La résidence fluviale est idéalement placée : côté jardin, un écrin de verdure où se côtoient arbres fruitiers, plantation d’osier et engins de pêche ; côté cours, la Loire en crue, qui étale toute sa splendeur, bien au-delà de son lit habituel, juste histoire de ne pas nous faire oublier sa toute-puissance.
Philippe est pêcheur de lamproies, un métier appris auprès d’un ancien, dont il a pris la succession.
En même temps que les zones de pêche et la clientèle, Philippe a acquis un savoir-faire. Celui-ci se décline en deux métiers différents, mais complémentaires : pêcheur et vannier ! La pêche à la lamproie est une activité saisonnière, qui permet de gagner sa vie de deux manières : en vendant le produit de sa pêche et en évitant d’en dépenser les bénéfices… C’est-à-dire, en fabriquant soi-même les engins de pêche dont on a besoin, plutôt qu’en les achetant… Hier, ces engins étaient en osier. Une nasse à lamproies des bords de Loire n’est pas un outil de production anodin. Imaginez l’investissement : chaque nasse fabriquée demande trois grosses journées de travail. Et les besoins annuels pour renouveler le parc sont d’une vingtaine de nasses, soit trois mois de travail à temps plein ! à quoi il convenait d’ajouter l’entretien des vieilles nasses, soit deux cents autres engins à rafistoler… C’est que la Loire ne fait pas de cadeau, pas plus aux pêcheurs qu’aux engins qu’ils utilisent… Sans rire, il arrive même que des nasses se fassent la malle… Emportées par des courants violents, trois jours de boulot qui partent à vau-l’eau !

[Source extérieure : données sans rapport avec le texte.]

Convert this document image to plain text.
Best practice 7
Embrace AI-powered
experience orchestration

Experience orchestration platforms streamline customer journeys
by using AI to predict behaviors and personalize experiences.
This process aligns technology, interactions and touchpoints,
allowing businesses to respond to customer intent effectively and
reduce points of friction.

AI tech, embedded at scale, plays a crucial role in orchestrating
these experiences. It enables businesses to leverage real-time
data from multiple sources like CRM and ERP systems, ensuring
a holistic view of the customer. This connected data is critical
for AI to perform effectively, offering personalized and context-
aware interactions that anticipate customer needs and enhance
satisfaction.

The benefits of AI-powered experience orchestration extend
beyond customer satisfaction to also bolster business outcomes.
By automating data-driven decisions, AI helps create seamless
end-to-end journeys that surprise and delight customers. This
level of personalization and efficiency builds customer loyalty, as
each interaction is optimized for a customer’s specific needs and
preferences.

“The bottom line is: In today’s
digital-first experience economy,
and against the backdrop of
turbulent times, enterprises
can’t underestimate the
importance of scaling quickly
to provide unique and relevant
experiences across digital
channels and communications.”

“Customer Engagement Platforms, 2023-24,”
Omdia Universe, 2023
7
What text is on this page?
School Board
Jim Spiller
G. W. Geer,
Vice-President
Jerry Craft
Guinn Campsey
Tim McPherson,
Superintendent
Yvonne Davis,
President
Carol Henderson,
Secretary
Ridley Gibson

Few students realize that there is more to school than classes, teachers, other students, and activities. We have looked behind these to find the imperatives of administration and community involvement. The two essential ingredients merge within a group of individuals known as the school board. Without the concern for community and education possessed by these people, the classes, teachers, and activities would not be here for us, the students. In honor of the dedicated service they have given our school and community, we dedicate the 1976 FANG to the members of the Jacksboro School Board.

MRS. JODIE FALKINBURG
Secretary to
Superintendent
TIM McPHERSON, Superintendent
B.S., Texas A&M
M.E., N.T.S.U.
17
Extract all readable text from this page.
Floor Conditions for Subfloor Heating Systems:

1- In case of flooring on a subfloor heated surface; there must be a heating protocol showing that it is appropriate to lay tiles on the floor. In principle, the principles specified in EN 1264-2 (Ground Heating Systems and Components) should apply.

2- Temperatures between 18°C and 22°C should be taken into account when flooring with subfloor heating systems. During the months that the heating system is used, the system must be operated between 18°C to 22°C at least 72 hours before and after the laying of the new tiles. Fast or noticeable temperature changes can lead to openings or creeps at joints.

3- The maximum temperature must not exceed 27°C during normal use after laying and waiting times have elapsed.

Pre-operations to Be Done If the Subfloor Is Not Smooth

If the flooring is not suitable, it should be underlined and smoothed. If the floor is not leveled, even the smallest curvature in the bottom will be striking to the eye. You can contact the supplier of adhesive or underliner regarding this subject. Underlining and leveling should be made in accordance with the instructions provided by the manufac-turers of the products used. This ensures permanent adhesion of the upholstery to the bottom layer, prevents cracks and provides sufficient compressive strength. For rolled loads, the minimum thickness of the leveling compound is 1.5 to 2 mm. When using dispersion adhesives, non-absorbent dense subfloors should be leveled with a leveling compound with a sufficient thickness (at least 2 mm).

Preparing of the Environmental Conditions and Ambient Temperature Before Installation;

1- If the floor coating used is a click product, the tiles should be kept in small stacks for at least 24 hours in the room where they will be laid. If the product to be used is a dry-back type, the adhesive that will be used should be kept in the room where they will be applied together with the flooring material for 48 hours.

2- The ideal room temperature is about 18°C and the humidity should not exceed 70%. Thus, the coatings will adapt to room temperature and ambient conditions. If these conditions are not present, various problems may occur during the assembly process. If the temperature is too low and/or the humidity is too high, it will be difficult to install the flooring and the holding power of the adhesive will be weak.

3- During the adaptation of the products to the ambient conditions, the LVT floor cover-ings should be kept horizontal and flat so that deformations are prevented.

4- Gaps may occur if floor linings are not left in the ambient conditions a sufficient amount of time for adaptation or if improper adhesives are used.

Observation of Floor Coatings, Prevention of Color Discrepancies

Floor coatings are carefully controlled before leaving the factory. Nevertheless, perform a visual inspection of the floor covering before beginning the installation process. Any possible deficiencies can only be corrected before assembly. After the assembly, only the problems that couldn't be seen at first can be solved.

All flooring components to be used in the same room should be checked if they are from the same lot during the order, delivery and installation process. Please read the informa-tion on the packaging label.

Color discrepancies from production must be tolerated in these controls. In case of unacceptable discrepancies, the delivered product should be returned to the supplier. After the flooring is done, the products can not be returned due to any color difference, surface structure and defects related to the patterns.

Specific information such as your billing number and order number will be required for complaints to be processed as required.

Les contraintes de la modernité ont eu raison de l’activité vannière. Aujourd’hui, Philippe fabrique des nasses en treillage plastique, mais il n’a rien oublié des techniques de tressage. Elles ont aussi eu raison de son revenu qui, s’effritant d’année en année, l’a conduit à trouver une activité complémentaire : marin dans la marine marchande… Désormais, il alterne son temps entre fleuve et océan.
Malgré cette mutation, il a conservé intacte la mémoire d’un savoir-faire vannier unique, devenu rare. Pour nous, il a renoué avec des gestes qui, il y a quelques années encore, remplissaient son quotidien hivernal. L’idée de reprendre du service lui a bien plu, elle nous a comblés.
Il joue avec nos peurs !
Notre première rencontre avec Philippe se fait en pleine crue de la Loire… Dans l’incapacité d’approcher sa péniche par voie terrestre, il nous donne rendez-vous dans un petit port abrité des eaux tumultueuses et vient nous y chercher.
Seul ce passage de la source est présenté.